Alors que la disparition de Nancy Guthrie approche des deux semaines, les circonstances qui ont conduit à l’enlèvement, la révélation progressive de pistes crédibles, les demandes de rançon envoyées à divers médias et la famille Guthrie utilisant les réseaux sociaux pour plaider pour le retour de leur mère ajoutent à la complexité de cette histoire qui a également captivé la nation.

Pour notre dernière édition de 5 Questions For…, TVNewser a contacté deux journalistes de télévision sur le terrain dans le comté de Pima, en Arizona, sur CNN. Ed Lavandera et NewsNation Brian Entinpour connaître leur point de vue sur la manière de couvrir une histoire avec un lien presque personnel.

1. Depuis combien de temps êtes-vous dans la région de Tucson ?

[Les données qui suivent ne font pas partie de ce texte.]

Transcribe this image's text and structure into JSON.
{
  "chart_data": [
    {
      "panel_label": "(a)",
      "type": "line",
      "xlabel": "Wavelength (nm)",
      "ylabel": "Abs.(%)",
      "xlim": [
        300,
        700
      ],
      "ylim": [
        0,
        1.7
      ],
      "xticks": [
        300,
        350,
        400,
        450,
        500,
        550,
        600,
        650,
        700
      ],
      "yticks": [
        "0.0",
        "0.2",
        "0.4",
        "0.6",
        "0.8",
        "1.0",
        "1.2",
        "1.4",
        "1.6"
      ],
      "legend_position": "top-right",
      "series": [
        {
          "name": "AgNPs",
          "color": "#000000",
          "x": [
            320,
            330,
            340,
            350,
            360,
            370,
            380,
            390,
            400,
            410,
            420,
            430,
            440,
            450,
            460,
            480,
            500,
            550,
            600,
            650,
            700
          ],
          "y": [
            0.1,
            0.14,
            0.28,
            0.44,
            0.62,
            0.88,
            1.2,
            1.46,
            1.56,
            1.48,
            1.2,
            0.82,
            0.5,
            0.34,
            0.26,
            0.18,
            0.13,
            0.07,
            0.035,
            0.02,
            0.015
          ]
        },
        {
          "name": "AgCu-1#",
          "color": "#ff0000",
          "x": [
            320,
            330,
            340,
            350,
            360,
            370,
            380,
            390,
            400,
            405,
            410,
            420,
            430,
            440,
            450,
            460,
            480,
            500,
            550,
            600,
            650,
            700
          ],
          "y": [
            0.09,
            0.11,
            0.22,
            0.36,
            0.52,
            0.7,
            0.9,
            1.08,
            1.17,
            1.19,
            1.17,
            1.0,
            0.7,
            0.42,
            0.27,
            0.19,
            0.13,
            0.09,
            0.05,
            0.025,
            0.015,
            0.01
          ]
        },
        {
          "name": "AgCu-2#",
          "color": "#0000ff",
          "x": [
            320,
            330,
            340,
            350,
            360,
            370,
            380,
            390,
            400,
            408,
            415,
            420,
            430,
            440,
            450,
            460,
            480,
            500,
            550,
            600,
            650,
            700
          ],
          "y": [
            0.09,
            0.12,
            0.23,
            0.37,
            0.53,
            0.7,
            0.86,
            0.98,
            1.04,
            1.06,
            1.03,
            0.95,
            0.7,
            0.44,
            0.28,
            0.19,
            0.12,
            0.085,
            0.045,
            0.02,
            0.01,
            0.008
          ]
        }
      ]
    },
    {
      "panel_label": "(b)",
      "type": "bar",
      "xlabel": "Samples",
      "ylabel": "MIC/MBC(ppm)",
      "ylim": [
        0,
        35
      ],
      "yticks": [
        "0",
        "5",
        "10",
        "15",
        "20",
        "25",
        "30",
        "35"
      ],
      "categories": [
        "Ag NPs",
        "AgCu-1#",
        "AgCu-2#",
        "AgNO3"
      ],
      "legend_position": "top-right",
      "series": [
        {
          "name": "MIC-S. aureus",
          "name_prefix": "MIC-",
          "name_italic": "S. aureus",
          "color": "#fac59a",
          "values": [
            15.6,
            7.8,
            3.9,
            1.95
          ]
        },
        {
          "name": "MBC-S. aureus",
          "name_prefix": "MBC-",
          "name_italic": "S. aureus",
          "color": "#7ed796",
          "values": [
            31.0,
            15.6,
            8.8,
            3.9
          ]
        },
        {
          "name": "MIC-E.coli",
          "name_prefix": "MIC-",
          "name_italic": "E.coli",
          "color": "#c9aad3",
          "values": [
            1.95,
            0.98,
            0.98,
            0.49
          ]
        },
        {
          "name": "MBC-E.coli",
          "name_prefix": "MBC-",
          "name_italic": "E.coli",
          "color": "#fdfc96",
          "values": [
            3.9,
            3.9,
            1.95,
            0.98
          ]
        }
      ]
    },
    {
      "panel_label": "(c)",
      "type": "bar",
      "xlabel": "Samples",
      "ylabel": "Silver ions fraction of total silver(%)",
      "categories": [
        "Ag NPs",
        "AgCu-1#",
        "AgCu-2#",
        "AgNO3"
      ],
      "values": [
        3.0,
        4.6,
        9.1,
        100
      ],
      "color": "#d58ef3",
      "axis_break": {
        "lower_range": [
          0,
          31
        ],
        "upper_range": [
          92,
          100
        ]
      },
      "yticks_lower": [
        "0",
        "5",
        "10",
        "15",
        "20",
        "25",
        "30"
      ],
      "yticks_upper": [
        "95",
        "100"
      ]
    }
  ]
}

Lavande : Notre équipe de CNN est arrivée à Tucson le jour où la nouvelle de l’enlèvement de Nancy Guthrie a été annoncée. Depuis, nous avons rendu compte de cette histoire tous les jours, nous en sommes donc à presque deux semaines de cette histoire déchirante.

Entin : Je suis arrivé à Tucson le lundi 2 février.

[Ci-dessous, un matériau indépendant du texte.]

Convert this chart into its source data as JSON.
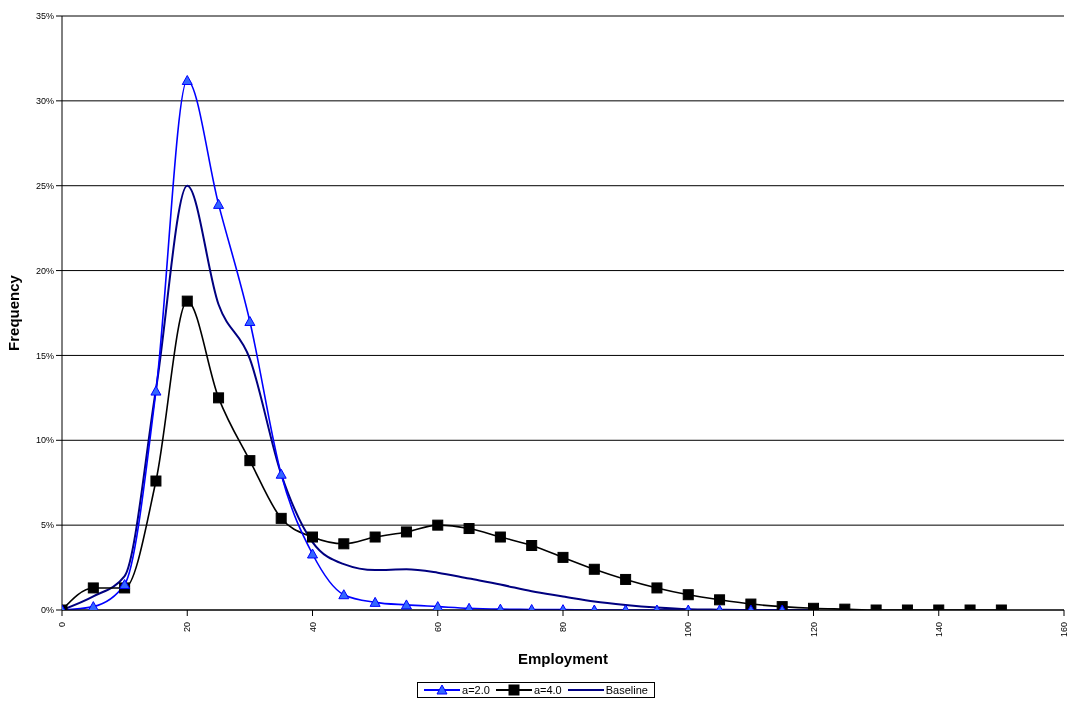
{
  "chart_data": {
    "type": "line",
    "xlabel": "Employment",
    "ylabel": "Frequency",
    "xlim": [
      0,
      160
    ],
    "xticks": [
      0,
      20,
      40,
      60,
      80,
      100,
      120,
      140,
      160
    ],
    "ylim": [
      0,
      35
    ],
    "yticks": [
      {
        "value": 0,
        "label": "0%"
      },
      {
        "value": 5,
        "label": "5%"
      },
      {
        "value": 10,
        "label": "10%"
      },
      {
        "value": 15,
        "label": "15%"
      },
      {
        "value": 20,
        "label": "20%"
      },
      {
        "value": 25,
        "label": "25%"
      },
      {
        "value": 30,
        "label": "30%"
      },
      {
        "value": 35,
        "label": "35%"
      }
    ],
    "grid": "y",
    "legend": "bottom",
    "line_style": "solid",
    "series": [
      {
        "name": "a=2.0",
        "color": "#0000ff",
        "marker": "triangle",
        "x": [
          0,
          5,
          10,
          15,
          20,
          25,
          30,
          35,
          40,
          45,
          50,
          55,
          60,
          65,
          70,
          75,
          80,
          85,
          90,
          95,
          100,
          105,
          110,
          115
        ],
        "values": [
          0,
          0.2,
          1.5,
          12.9,
          31.2,
          23.9,
          17.0,
          8.0,
          3.3,
          0.9,
          0.45,
          0.3,
          0.2,
          0.1,
          0.05,
          0.03,
          0.02,
          0,
          0,
          0,
          0,
          0,
          0,
          0
        ]
      },
      {
        "name": "a=4.0",
        "color": "#000000",
        "marker": "square",
        "x": [
          0,
          5,
          10,
          15,
          20,
          25,
          30,
          35,
          40,
          45,
          50,
          55,
          60,
          65,
          70,
          75,
          80,
          85,
          90,
          95,
          100,
          105,
          110,
          115,
          120,
          125,
          130,
          135,
          140,
          145,
          150
        ],
        "values": [
          0,
          1.3,
          1.3,
          7.6,
          18.2,
          12.5,
          8.8,
          5.4,
          4.3,
          3.9,
          4.3,
          4.6,
          5.0,
          4.8,
          4.3,
          3.8,
          3.1,
          2.4,
          1.8,
          1.3,
          0.9,
          0.6,
          0.35,
          0.2,
          0.1,
          0.05,
          0,
          0,
          0,
          0,
          0
        ]
      },
      {
        "name": "Baseline",
        "color": "#000080",
        "marker": "none",
        "x": [
          0,
          5,
          10,
          15,
          20,
          25,
          30,
          35,
          40,
          45,
          50,
          55,
          60,
          65,
          70,
          75,
          80,
          85,
          90,
          95,
          100,
          105,
          110,
          115,
          120
        ],
        "values": [
          0,
          0.8,
          2.0,
          13.0,
          25.0,
          18.0,
          14.8,
          8.0,
          4.0,
          2.7,
          2.35,
          2.4,
          2.2,
          1.85,
          1.5,
          1.1,
          0.8,
          0.5,
          0.3,
          0.15,
          0.05,
          0.02,
          0,
          0,
          0
        ]
      }
    ]
  }
}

2. Qu’est-ce que ça fait de couvrir ce type d’histoire, sachant qu’elle affecte directement un collègue journaliste de télévision ?

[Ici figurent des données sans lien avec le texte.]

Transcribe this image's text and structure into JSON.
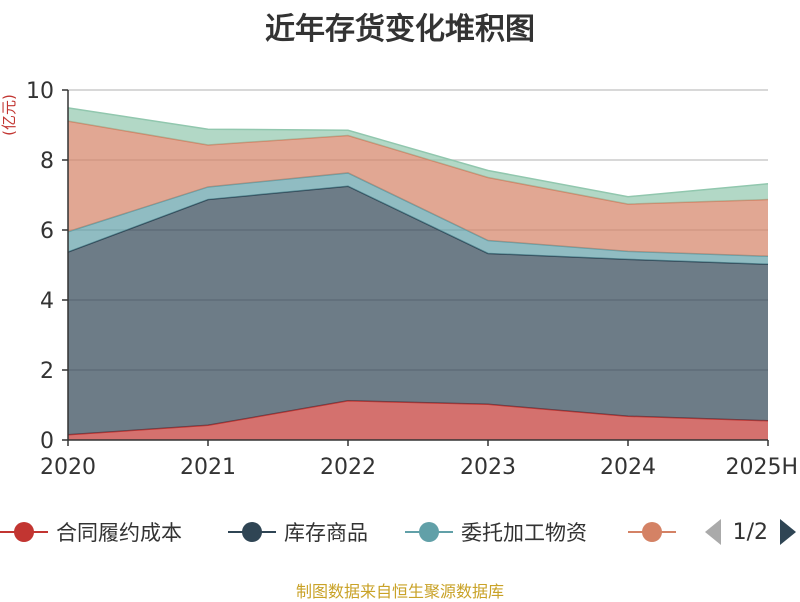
{
  "title": "近年存货变化堆积图",
  "unit_label": "(亿元)",
  "source_note": "制图数据来自恒生聚源数据库",
  "pager": {
    "text": "1/2"
  },
  "legend": [
    {
      "label": "合同履约成本",
      "color": "#c23531"
    },
    {
      "label": "库存商品",
      "color": "#2f4554"
    },
    {
      "label": "委托加工物资",
      "color": "#61a0a8"
    },
    {
      "label": "",
      "color": "#d48265"
    }
  ],
  "chart_data": {
    "type": "area",
    "stacked": true,
    "title": "近年存货变化堆积图",
    "ylabel": "(亿元)",
    "categories": [
      "2020",
      "2021",
      "2022",
      "2023",
      "2024",
      "2025H"
    ],
    "ylim": [
      0,
      10
    ],
    "yticks": [
      0,
      2,
      4,
      6,
      8,
      10
    ],
    "grid": true,
    "legend_position": "bottom",
    "series": [
      {
        "name": "合同履约成本",
        "color": "#c23531",
        "values": [
          0.15,
          0.42,
          1.12,
          1.02,
          0.68,
          0.55
        ]
      },
      {
        "name": "库存商品",
        "color": "#2f4554",
        "values": [
          5.22,
          6.45,
          6.13,
          4.31,
          4.48,
          4.47
        ]
      },
      {
        "name": "委托加工物资",
        "color": "#61a0a8",
        "values": [
          0.58,
          0.36,
          0.38,
          0.37,
          0.23,
          0.23
        ]
      },
      {
        "color": "#d48265",
        "values": [
          3.16,
          1.2,
          1.07,
          1.8,
          1.35,
          1.62
        ]
      },
      {
        "color": "#91c7ae",
        "values": [
          0.38,
          0.45,
          0.15,
          0.2,
          0.21,
          0.45
        ]
      }
    ]
  }
}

Lavande : Comme toute histoire tragique, je ne perds jamais de vue la douleur et la peur qu’endurent les familles au centre de l’histoire. Mais c’est différent dans le sens où nous travaillons dans une petite communauté de journalistes ayant des liens directs avec la famille Guthrie. Je n’ai jamais rencontré Savannah, mais beaucoup de mes collègues du réseau la connaissent depuis longtemps, et tout le monde, et je veux dire tout le monde, dit qu’elle est la personne la plus gentille qu’ils aient jamais connue. Je ne peux même pas comprendre ce qu’elle traverse, mais je soupçonne qu’elle voudrait que nous rapportions cette histoire, comme nous le ferions pour toute histoire comme celle-ci, avec respect et en gardant toujours à l’esprit que le sort d’une mère de 84 ans est ce qui compte ici. Et nous ne voulons rien de plus que voir Nancy ramenée dans sa famille.

Entin : C’est navrant de penser à ce que vivent Savannah et sa famille. Plusieurs fois par jour, je ne peux m’empêcher de penser à ce que ce serait si c’était ma mère. Nous nous sentons tous très mal à cause de ce qu’elle traverse.